Heidi, your response is typical of what the pro-ICWA crowd says whenever anyone dares suggest we put a child’s need for stability and permanency above a tribe’s “interest in its children.”
My sons are 6% Indian. They do not see themselves as Indian, nor have they ever. They grew up 1500 miles from the reservation where one of their sixteen great-great grandparents once lived. Still, several months after they went into foster care, their tribe declared that they were eligible for membership. In spite of the tribe’s ignorance of their existence before they entered foster care, and their tribe’s inaction and failure to help them when they were homeless four and five year-old boys, everyone began to see them strictly as Indian children after they became a part of the system. Their tribe fought hard to have them removed from our home. The tribe lost.
Our sons are still eligible for membership, and we have graciously invited the tribe to be involved in their lives since their adoption. We have done many things to connect our sons to that aspect of their heritage. We even visited the reservation, which I repeat, is 1500 miles from our home (and in the middle of nowhere). The tribe has completely ignored them. Not a single word of correspondence from them.
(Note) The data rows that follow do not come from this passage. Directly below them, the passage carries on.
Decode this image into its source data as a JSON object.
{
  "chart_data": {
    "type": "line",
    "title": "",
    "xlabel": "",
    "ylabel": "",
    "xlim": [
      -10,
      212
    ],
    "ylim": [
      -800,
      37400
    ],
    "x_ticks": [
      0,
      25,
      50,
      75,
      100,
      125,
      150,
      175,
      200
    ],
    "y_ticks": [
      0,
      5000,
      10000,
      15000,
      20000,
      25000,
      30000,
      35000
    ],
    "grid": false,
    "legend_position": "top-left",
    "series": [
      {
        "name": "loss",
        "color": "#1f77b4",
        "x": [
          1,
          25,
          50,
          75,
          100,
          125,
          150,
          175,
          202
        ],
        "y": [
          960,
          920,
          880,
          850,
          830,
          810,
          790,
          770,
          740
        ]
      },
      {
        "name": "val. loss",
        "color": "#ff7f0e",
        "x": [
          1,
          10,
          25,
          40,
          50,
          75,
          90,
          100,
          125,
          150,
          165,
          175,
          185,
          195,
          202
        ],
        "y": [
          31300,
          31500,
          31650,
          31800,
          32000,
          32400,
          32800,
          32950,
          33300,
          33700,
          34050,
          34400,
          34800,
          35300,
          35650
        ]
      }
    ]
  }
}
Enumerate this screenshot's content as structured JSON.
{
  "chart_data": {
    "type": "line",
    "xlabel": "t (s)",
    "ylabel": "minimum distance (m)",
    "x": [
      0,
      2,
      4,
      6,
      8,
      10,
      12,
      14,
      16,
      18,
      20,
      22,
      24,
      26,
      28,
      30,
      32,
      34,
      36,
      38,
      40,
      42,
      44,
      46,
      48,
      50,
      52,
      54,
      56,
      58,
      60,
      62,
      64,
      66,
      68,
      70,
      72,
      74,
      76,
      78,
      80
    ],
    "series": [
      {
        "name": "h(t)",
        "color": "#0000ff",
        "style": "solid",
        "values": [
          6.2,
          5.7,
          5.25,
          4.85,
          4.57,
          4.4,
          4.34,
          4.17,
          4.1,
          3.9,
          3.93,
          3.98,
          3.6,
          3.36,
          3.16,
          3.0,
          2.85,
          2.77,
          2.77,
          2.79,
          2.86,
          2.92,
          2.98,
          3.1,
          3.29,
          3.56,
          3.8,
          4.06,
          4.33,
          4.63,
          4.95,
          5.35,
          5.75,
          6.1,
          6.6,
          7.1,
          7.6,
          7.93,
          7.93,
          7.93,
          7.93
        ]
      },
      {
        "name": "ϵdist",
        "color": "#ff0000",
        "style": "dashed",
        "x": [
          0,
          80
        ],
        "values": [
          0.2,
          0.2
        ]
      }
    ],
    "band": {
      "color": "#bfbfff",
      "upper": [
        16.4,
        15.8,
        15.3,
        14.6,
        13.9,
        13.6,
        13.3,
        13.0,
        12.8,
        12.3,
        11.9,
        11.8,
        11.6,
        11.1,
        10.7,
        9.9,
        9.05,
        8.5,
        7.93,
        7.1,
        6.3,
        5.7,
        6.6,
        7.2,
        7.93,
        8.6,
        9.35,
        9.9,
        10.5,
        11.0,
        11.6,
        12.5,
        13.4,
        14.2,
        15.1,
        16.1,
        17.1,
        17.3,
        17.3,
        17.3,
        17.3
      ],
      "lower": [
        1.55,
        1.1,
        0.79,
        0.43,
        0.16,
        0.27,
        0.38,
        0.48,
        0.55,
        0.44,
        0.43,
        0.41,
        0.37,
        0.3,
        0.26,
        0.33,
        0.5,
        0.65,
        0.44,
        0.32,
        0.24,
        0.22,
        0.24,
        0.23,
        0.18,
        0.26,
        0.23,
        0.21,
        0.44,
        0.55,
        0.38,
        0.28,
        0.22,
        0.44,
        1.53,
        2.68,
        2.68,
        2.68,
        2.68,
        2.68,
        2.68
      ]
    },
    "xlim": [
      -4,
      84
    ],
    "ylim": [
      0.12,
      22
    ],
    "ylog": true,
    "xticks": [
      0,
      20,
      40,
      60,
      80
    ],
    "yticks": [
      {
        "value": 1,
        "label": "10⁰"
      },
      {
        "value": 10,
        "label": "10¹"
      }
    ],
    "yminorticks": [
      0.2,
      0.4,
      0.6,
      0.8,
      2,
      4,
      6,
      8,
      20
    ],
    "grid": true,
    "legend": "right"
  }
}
Don’t tell me this is about tribes being concerned about maintaining connections with their children. Our case is like many others. Our sons’ tribe doesn’t care at all about my sons. In turn, my sons don’t care about their tribe and I, for one, have long since stopped encouraging them to learn more about their Indian heritage.
If you want to blame anyone for my sons’ disdain for their tribe, blame the tribe.
Heidi:
I have to disagree that the language in ICWA is not problematic. You state, “Provided that the original foster placement ensured child safety and well-being, the abrupt placement change after three months of stability was of course unnecessary and may very well have had harmful effects on the children involved. However, the actual language within the applicable laws does not appear to be the issue.”
The problem is that in many states, including Minnesota, the question of whether the change in placement would be harmful cannot be litigated without tribal objection. That is because “good cause” to deviate from the placement preferences is not defined by the ICWA, and many state courts refuse to allow the issue of the child’s best interests to be litigated. Of course, tribes can argue that the best interests are inherently biased, but that is an issue in the law goes to bias, and not to admissibility.